Wednesday, November 22, 2006

Truculence

I'm reading, among many other things, Ariel Levy’s Female Chauvinist Pigs: The Rise of Raunch Culture. It’s more informed than a lot of mainstream (i.e. outside of the academy) cultural criticism and Levy’s familiarity with popular second-wave feminist work (e.g. Catherine MacKinnon, Andrea Dworkin, Susan Brownmiller) often goes beyond chatty intellectualism. I'm on board with some parts of her argument: we have a problematically narrow definition of sexy that continues to rest on the objectification of women and does a disservice to the fundamental goals of second-wave feminism; women’s sexual empowerment is frustratingly still defined as the ability to arouse men. However, I'm not keen on how she roots the seeds of ‘raunch culture’ in the women’s movement. For someone that must have read Susan Faludi’s Backlash, she seems to have missed its point. Levy’s overtures toward the role capitalism plays in perpetuating these kinds of representations could be much more profoundly thought out – capitalism is still a deeply patriarchal system, and its insidious language of personal choice that frames the way raunch culture is positioned as ‘liberating’ serves a narrow set of economic and political interests. Looking at how efficiently feminism has been shorthanded, diffused, and co-opted into only its most marketable and non-threatening goals – leaving us not with feminism, but female individualism – would turn Levy’s position from righteous (and rightly so) indignation into real criticism and praxis. Not all my evening reading has been this disappointing lately – I finally picked up Bitchfest (Sex and the City may have categorized women into Katy Girls and Simple Girls; I prefer Bust Women and Bitch Women).

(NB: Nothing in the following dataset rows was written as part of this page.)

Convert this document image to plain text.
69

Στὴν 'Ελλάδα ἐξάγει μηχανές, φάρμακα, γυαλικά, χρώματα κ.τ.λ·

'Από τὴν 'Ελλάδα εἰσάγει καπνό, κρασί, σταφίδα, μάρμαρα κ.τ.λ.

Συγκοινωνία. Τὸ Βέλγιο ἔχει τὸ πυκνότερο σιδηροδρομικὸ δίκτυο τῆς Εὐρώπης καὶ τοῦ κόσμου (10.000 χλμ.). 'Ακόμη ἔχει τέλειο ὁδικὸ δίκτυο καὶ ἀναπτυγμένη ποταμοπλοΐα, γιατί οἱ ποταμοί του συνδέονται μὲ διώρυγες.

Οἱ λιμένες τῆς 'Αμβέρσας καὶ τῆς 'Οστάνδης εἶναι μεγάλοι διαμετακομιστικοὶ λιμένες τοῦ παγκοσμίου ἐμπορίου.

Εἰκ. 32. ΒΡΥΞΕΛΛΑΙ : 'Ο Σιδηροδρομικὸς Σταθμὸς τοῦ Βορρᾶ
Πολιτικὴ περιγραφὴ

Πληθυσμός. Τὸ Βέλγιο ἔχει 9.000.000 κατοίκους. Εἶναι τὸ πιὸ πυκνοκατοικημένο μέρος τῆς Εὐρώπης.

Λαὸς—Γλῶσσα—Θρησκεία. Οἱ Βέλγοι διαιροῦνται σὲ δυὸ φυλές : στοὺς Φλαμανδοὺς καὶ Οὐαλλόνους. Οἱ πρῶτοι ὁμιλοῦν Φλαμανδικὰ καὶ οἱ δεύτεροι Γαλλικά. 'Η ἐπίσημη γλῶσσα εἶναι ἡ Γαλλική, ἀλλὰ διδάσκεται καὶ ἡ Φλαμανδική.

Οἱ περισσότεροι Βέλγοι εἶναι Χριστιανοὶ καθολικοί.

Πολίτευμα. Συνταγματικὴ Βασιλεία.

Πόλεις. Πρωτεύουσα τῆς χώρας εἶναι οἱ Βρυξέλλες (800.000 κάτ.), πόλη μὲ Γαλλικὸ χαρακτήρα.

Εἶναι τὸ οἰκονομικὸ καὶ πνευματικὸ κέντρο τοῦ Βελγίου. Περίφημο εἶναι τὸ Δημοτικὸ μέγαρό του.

Not only is it satisfyingly polemical, but the title also keeps strangers from bothering you when you’re reading in public (I have an entire shelf of these, like Sarah Projansky’s Watching Rape or Philip Jenkins’ Moral Panic: Changing Concepts of the Child Molester in Modern America). Held at just the right angle, they can ensure a peaceful, smalltalk-free afternoon at the café.

2 Comments:

Blogger erin said...

crazy--i was reading that just a coupla weeks ago. i got into her through an article on "girls gone wild." not bad stuff...

2:54 PM  
Blogger flaneur said...

no, not bad, though there's better stuff out there. karen pitcher's got an article about GGW in the latest CSMC which does a much better job of arguing about the ultimately hegemonic neoliberalist rhetoric of agency and personal choice - situating the program within a larger exploitative commercial culture via bakhtin. carnivalesqueriffic!